The main limitation of our trial is that the trial was run prior to the use of CDK4/6 inhibitor in first line. I have to be clear here, our results do not apply to CDK4/6 inhibitor naive-patients. For these patients, endocrine therapy plus CDK4/6 inhibitor must remain standard of care and the CTC count has not demonstrated any utility in that setting. However, what is very relevant is that CDK4/6 inhibitors are now moving to the adjuvant setting and we also have patients that are progressing on first-line CDK4/6 inhibitor. We know that for these patients we currently don't know exactly how to propose the best treatment between a first line of chemotherapy and/or a further line of endocrine therapy, and we believe that our results advocate in favor of the use of circulating tumor cell count as one of several biomarkers that could help improving the second-line therapy.

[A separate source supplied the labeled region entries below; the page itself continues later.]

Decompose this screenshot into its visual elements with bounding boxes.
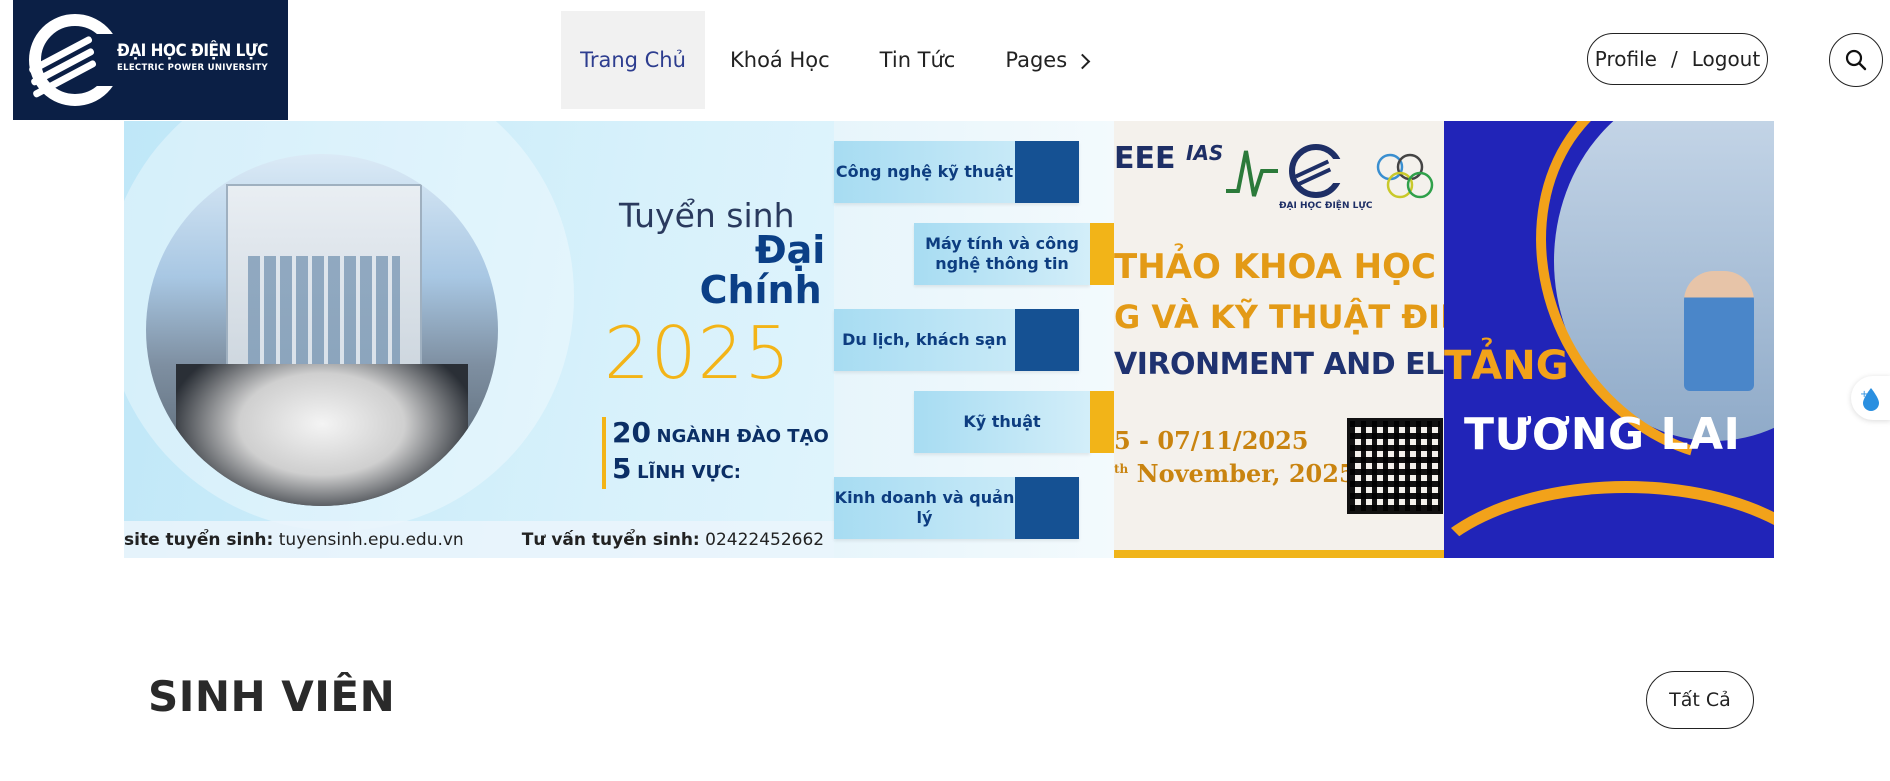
admissions-footer: site tuyển sinh: tuyensinh.epu.edu.vn Tư…	[124, 521, 834, 558]
logo-emblem-icon	[29, 14, 127, 106]
conference-title1: THẢO KHOA HỌC QUỐC T	[1114, 247, 1444, 287]
logo-caption: ĐẠI HỌC ĐIỆN LỰC	[1279, 201, 1373, 211]
slide-future[interactable]: TẢNG TƯƠNG LAI	[1444, 121, 1774, 558]
conference-title2: G VÀ KỸ THUẬT ĐIỆN - C	[1114, 298, 1444, 336]
field-pill: Kinh doanh và quản lý	[834, 477, 1079, 539]
profile-link[interactable]: Profile	[1595, 47, 1657, 71]
field-pill: Du lịch, khách sạn	[834, 309, 1079, 371]
student-image	[1684, 271, 1754, 391]
chevron-right-icon	[1074, 53, 1091, 69]
search-icon	[1845, 49, 1867, 71]
section-title: SINH VIÊN	[148, 672, 396, 721]
rings-logo-icon	[1376, 153, 1434, 199]
nav-home[interactable]: Trang Chủ	[561, 11, 705, 109]
slide-conference[interactable]: EEE IAS ĐẠI HỌC ĐIỆN LỰC THẢO KHOA HỌC Q…	[1114, 121, 1444, 558]
logo-name: ĐẠI HỌC ĐIỆN LỰC	[117, 41, 268, 61]
conference-date2: th November, 2025	[1114, 459, 1356, 488]
logo-subtitle: ELECTRIC POWER UNIVERSITY	[117, 63, 268, 73]
hero-carousel[interactable]: Tuyển sinh Đại Học Chính Quy 2025 20 NGÀ…	[124, 121, 1774, 558]
admissions-year: 2025	[604, 311, 792, 395]
qr-code	[1347, 418, 1443, 514]
admissions-stats: 20 NGÀNH ĐÀO TẠO 5 LĨNH VỰC:	[602, 417, 829, 489]
ias-logo: IAS	[1186, 141, 1224, 165]
future-line2: TƯƠNG LAI	[1464, 409, 1741, 460]
students-image	[176, 364, 468, 506]
gear-head-icon	[1015, 141, 1079, 203]
slide-admissions[interactable]: Tuyển sinh Đại Học Chính Quy 2025 20 NGÀ…	[124, 121, 1114, 558]
view-all-button[interactable]: Tất Cả	[1646, 671, 1754, 729]
tools-icon	[1090, 391, 1114, 453]
search-button[interactable]	[1829, 33, 1883, 87]
campus-photo	[146, 154, 498, 506]
field-pill: Công nghệ kỹ thuật	[834, 141, 1079, 203]
main-nav: Trang Chủ Khoá Học Tin Tức Pages	[561, 11, 1113, 109]
fields-column: Công nghệ kỹ thuật Máy tính và công nghệ…	[834, 121, 1114, 558]
conference-date1: 5 - 07/11/2025	[1114, 426, 1309, 455]
nav-pages[interactable]: Pages	[980, 11, 1113, 109]
nav-pages-label: Pages	[1005, 48, 1068, 72]
briefcase-icon	[1015, 477, 1079, 539]
waveform-icon	[1226, 150, 1278, 197]
globe-icon	[1015, 309, 1079, 371]
accessibility-widget[interactable]: +	[1851, 376, 1890, 420]
computer-icon	[1090, 223, 1114, 285]
ieee-logo: EEE	[1114, 141, 1176, 176]
field-pill: Kỹ thuật	[914, 391, 1114, 453]
field-pill: Máy tính và công nghệ thông tin	[914, 223, 1114, 285]
nav-news[interactable]: Tin Tức	[855, 11, 981, 109]
svg-text:+: +	[1860, 389, 1868, 400]
auth-links: Profile / Logout	[1587, 33, 1768, 85]
logout-link[interactable]: Logout	[1692, 47, 1760, 71]
future-line1: TẢNG	[1444, 343, 1569, 389]
water-drop-icon: +	[1860, 388, 1879, 411]
auth-separator: /	[1670, 47, 1678, 71]
university-logo[interactable]: ĐẠI HỌC ĐIỆN LỰC ELECTRIC POWER UNIVERSI…	[13, 0, 288, 120]
epu-logo-icon	[1289, 144, 1346, 198]
nav-courses[interactable]: Khoá Học	[705, 11, 855, 109]
conference-title3: VIRONMENT AND ELECTRICA	[1114, 347, 1444, 382]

In the next year to come, there will be performed changes in the way we treat patients and the second-line setting. For some patients, will have, still, endocrine therapy agents, for other patients who will have chemotherapy or antibody-drug conjugates. We will have to integrate many biomarkers, which could be ESR1 mutation, which could be HER2-low status. The STIC CTC trial advocates in favor of fusing the circulating tumor cell counts. It is not the only biomarker, but it is a strong prognostic biomarker that could help deciding between different treatment options.